Les audiences du tribunal britannique sur le dossier d’extradition de l’administration américaine contre Julian Assange commencent sérieusement le 7 septembre. La saga de dix ans qui nous a menés jusqu’ici devrait consterner tous ceux qui se soucient de nos libertés de plus en plus fragiles.

Tradotto da Viktor Dedaj
Un journaliste et éditeur est privé de sa liberté depuis dix ans. Selon les experts de l’ONU, il a été arbitrairement détenu et torturé pendant une grande partie de cette période en raison d’un intense confinement physique et d’une pression psychologique sans fin. Il a été mis sur écoute et espionné par la CIA pendant son séjour à l’asile politique, à l’ambassade de l’Équateur à Londres, d’une manière qui a violé ses droits les plus fondamentaux. Le juge qui supervise ses audiences est confronté à un grave conflit d’intérêts – sa famille étant intégrée dans les services de sécurité britanniques – qu’elle n’a pas déclaré et qui aurait dû l’obliger à se récuser de l’affaire.
Tout indique qu’Assange sera extradé vers les États-Unis pour y subir un procès devant un grand jury truqué, destiné à s’assurer qu’il passe ses jours dans une prison de sécurité maximale, où il purgera une peine pouvant aller jusqu’à 175 ans.
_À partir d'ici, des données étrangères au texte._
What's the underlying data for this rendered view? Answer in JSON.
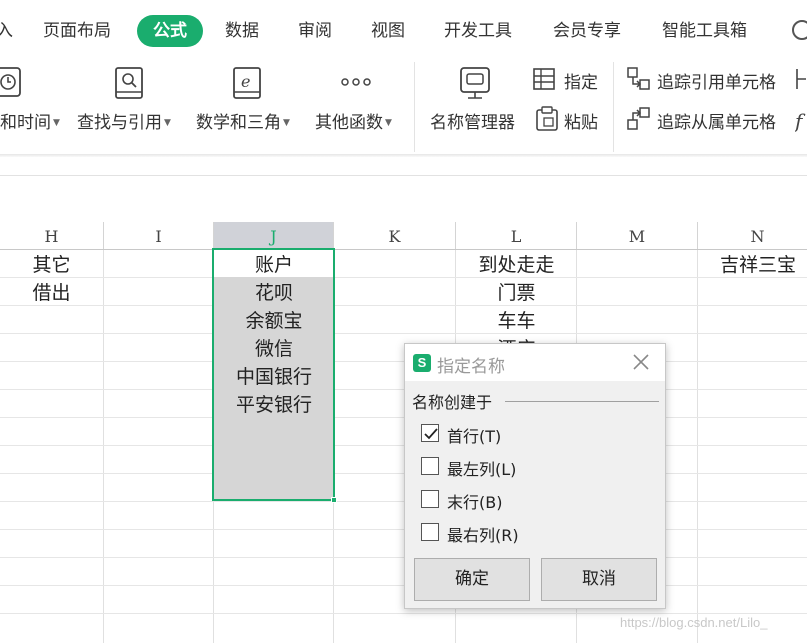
{
  "menu": {
    "tabs": [
      "页面布局",
      "公式",
      "数据",
      "审阅",
      "视图",
      "开发工具",
      "会员专享",
      "智能工具箱"
    ],
    "active_tab": "公式",
    "left_fragment": "入"
  },
  "ribbon": {
    "datetime": "和时间",
    "lookup": "查找与引用",
    "math": "数学和三角",
    "other": "其他函数",
    "name_manager": "名称管理器",
    "assign": "指定",
    "paste": "粘贴",
    "trace_precedents": "追踪引用单元格",
    "trace_dependents": "追踪从属单元格"
  },
  "grid": {
    "columns": [
      "H",
      "I",
      "J",
      "K",
      "L",
      "M",
      "N"
    ],
    "selected_column": "J",
    "col_h": [
      "其它",
      "借出"
    ],
    "col_j": [
      "账户",
      "花呗",
      "余额宝",
      "微信",
      "中国银行",
      "平安银行"
    ],
    "col_l": [
      "到处走走",
      "门票",
      "车车",
      "酒店"
    ],
    "col_n": [
      "吉祥三宝"
    ]
  },
  "dialog": {
    "title": "指定名称",
    "group_label": "名称创建于",
    "options": [
      {
        "label": "首行(T)",
        "checked": true
      },
      {
        "label": "最左列(L)",
        "checked": false
      },
      {
        "label": "末行(B)",
        "checked": false
      },
      {
        "label": "最右列(R)",
        "checked": false
      }
    ],
    "ok": "确定",
    "cancel": "取消"
  },
  "watermark": "https://blog.csdn.net/Lilo_",
  "colors": {
    "accent": "#1aad6e",
    "selection_fill": "#d6d6d6",
    "header_selected": "#d0d2d8"
  }
}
Rien de tout cela n’est arrivé dans une dictature du tiers-monde. Tout cela s’est passé sous notre nez, dans une grande capitale occidentale et dans un État qui prétend protéger les droits d’une presse libre. Cela s’est passé non pas en un clin d’œil, mais au ralenti – jour après jour, semaine après semaine, mois après mois, année après année.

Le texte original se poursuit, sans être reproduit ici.